One warm autumn evening, I passed a pizza shop and decided to
pick up something to eat. Stepping inside, I noticed a young man in line
ahead of me playing with four children who appeared to range between
three and seven years old. They pulled on his trousers and clung to his
legs. The man, whom I judged to be about twenty-five, obviously loved
the children. He picked them up and hugged them and kissed them.
Quite impressed, I asked if the children were his.
"Yes," he said.
"You're quite young to have four children!" I said.
"Not only am I young," he said, "but each of these children
has a different mother."
"So you've married four times?" I asked.
"No," he said. "I prefer not to marry. I've just lived with
these women."
"Why haven't you married?" I asked, continuing my indiscreet
interrogation.
"Well, as you know," he said, "when you buy a car, you try it
out first to see if you'll like it. You only buy it when you're sure
it's the one you want."
"But what does buying a car have to do with not getting
married?" I asked
"You have to try it out first, Sir," the young man said. "Try
it out first!"
"Try it out first"
Those words still ring in my ears. "Try it out first" means
living together
with no commitment whatsoever. The purpose is "to see whether we're
compatible," or, to paraphrase the words of that youthful father, "to
see if she's the one I'm looking for." And this is the experience of 11
million couples in the United States!
Sensible as "trying it out" may seem at first glance, there's
a problem. You can "try out" a car, and if you don't like it, you can
try out another and another—and none of the cars will feel hurt over the
way you treated
them. You can even wreck the car, and it will never cry, because cars
don't have feelings. But people do.
This idea of "trying it out first" has a number of other
serious disadvantages.
First of all, women find it difficult to maintain long-term
"try it out first" relationships. They need the emotional security that
commitment to a relationship brings. Otherwise, they get the distinct
feeling that "this car
isn't getting me anywhere," and the relationship deteriorates into a
miserable burden.
Domestic violence
Another disadvantage for women—an actual danger, in fact—is
the high rate of domestic violence among couples who are just "living
together." Studies have shown that domestic violence is nine times
greater for these women, including a much greater risk of death. Some
authorities estimate that hitting, shoving, and the throwing of objects
occurs five times more often in "try it out first" relationships than in
married relationships.
Studies by the National Institute of Mental Health have shown
that the incidence of depression is five times greater among women who
are "just living with" their partners than it is for married women.

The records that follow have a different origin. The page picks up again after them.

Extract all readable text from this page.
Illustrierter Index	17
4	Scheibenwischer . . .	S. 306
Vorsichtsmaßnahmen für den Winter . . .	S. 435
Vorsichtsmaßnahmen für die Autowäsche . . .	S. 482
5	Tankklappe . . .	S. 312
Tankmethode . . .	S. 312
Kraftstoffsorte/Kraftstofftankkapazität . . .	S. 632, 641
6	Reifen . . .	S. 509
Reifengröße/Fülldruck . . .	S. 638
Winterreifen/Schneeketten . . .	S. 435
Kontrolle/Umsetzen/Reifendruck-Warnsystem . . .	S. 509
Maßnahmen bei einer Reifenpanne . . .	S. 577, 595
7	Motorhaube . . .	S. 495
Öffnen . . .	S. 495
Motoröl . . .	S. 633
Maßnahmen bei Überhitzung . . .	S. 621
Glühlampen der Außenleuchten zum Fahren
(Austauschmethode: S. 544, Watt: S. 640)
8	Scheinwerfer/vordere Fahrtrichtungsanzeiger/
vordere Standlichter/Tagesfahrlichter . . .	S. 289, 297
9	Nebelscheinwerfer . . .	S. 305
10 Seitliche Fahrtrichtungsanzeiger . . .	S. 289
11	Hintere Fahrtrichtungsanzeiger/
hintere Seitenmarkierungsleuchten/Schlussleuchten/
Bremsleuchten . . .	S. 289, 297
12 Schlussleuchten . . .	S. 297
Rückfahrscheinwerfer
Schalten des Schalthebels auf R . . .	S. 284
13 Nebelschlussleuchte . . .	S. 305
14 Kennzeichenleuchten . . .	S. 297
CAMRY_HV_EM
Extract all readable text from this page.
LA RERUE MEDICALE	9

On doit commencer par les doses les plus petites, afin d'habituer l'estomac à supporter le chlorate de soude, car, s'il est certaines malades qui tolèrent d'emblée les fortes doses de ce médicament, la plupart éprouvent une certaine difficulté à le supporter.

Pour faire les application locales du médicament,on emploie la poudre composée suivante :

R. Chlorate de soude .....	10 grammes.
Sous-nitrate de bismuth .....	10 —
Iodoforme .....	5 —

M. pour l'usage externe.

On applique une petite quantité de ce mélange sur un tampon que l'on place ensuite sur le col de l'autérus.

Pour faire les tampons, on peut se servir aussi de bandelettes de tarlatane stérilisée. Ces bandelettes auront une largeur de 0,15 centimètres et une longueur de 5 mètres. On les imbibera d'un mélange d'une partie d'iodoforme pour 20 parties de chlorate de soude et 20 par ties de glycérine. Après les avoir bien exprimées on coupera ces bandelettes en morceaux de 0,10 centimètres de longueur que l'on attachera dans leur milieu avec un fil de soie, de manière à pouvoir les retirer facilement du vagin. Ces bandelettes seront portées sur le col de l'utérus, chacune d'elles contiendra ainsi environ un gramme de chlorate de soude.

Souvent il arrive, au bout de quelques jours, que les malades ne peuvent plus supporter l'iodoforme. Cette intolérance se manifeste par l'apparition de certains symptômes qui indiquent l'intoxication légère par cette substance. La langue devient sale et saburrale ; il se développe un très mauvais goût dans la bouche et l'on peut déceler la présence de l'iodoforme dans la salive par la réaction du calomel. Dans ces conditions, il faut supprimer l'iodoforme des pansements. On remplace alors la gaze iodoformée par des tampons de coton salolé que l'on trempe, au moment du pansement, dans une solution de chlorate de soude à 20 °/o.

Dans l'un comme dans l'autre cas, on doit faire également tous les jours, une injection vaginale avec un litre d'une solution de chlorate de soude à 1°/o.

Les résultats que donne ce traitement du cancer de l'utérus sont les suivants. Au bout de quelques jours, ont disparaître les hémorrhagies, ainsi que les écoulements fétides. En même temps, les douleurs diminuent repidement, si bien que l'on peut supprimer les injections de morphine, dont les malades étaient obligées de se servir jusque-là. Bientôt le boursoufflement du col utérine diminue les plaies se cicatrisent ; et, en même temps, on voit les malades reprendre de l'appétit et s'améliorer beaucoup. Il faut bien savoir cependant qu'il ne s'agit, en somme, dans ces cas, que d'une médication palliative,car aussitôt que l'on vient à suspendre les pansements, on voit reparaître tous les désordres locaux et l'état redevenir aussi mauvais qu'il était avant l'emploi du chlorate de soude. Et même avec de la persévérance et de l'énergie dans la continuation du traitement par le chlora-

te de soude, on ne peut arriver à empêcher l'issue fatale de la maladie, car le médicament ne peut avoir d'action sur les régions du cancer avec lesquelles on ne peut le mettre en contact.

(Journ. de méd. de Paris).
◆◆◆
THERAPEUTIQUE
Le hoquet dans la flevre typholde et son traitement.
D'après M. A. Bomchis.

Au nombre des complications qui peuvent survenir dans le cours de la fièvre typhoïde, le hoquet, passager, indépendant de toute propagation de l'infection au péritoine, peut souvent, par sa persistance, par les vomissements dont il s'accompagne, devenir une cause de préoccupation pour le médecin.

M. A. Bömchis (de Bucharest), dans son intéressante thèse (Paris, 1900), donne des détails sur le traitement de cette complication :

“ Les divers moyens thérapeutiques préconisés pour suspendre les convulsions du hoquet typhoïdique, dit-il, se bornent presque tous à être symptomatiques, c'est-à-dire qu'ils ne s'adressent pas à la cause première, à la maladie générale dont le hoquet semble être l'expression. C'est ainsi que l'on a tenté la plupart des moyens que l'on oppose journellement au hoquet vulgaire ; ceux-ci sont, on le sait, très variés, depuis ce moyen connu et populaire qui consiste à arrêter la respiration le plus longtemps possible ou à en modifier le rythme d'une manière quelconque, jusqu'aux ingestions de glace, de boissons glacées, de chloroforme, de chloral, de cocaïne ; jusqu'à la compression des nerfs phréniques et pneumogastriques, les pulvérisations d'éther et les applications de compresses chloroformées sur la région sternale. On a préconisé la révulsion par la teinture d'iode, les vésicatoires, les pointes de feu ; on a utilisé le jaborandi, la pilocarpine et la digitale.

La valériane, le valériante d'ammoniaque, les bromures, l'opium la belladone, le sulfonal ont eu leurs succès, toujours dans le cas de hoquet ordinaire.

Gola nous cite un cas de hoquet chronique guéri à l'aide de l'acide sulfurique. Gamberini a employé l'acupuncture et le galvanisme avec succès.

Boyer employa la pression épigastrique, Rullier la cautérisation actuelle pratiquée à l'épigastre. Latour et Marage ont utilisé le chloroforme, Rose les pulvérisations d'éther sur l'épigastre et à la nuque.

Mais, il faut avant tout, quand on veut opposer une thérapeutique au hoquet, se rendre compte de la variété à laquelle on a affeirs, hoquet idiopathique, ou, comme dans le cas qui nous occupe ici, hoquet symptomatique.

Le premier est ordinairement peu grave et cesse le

These women also have twice the incidence of mental illness. And the
feelings of insecurity thus generated have an important part to play in
how the relationship as a whole will go.1
Several studies by the University of California show that the
likelihood of infidelity is twice as great for couples who are living
together than for those who are married.2
According to the National Sex Survey, men are four times more likely and
women eight times more likely to be unfaithful.3
On the other hand, the University of California studies show that the
commitment of marriage gives greater security to the relationship.4
Financial disadvantage
There's also a financial disadvantage for people who are
living together. According to The National Marriage Project, only about
6 percent of married couples live under the poverty level, but 31
percent of those who are only living together live in poverty.5
And researchers at the University of Pennsylvania found that
the rate of divorce is much higher among those couples who lived
together before marriage than it is among those who married first.6
Conventional wisdom suggests that living together before
marriage leads to more stable marriages. But a researcher with the
University of Victoria in British Columbia noted that a significant body
of scientific evidence shows just the opposite: that living together
before marriage contributes to less stability in marriage.7 Other researchers have found that living
together leads to less interaction between the partners, more
disagreements, and, again, general instability.8
Marriage as God planned it
The best relationships are based on marriage as God planned
it. The Bible says that God created human beings in His image.9 We all desire a close union with another
person. That's why God created the first humans male and female, one man
and one woman.10 God made us so that
we attract one another, sometimes with something as simple as a glance
or gesture. We all feel this attraction from time to time.
We also compliment each other physically. God created men and
women with the capacity for sexual attraction and intimate sexual
relationships. "For this reason a man will leave his father and mother
and be united to his wife, and they will become one flesh."11 This is the most intimate of all human
relationships, through which a man and a woman come to know each other
to a degree that they could not experience by simply "living together."
For "living together" does not provide the atmosphere of confidence and
commitment that's required to establish a deep and permanent
relationship.
Instead of going around experimenting throughout life, I
prefer to love and give myself to a sacrificial love that is committed,
regardless of the difficulties.
How about you?
Sergio Torres writes from Miami, Florida.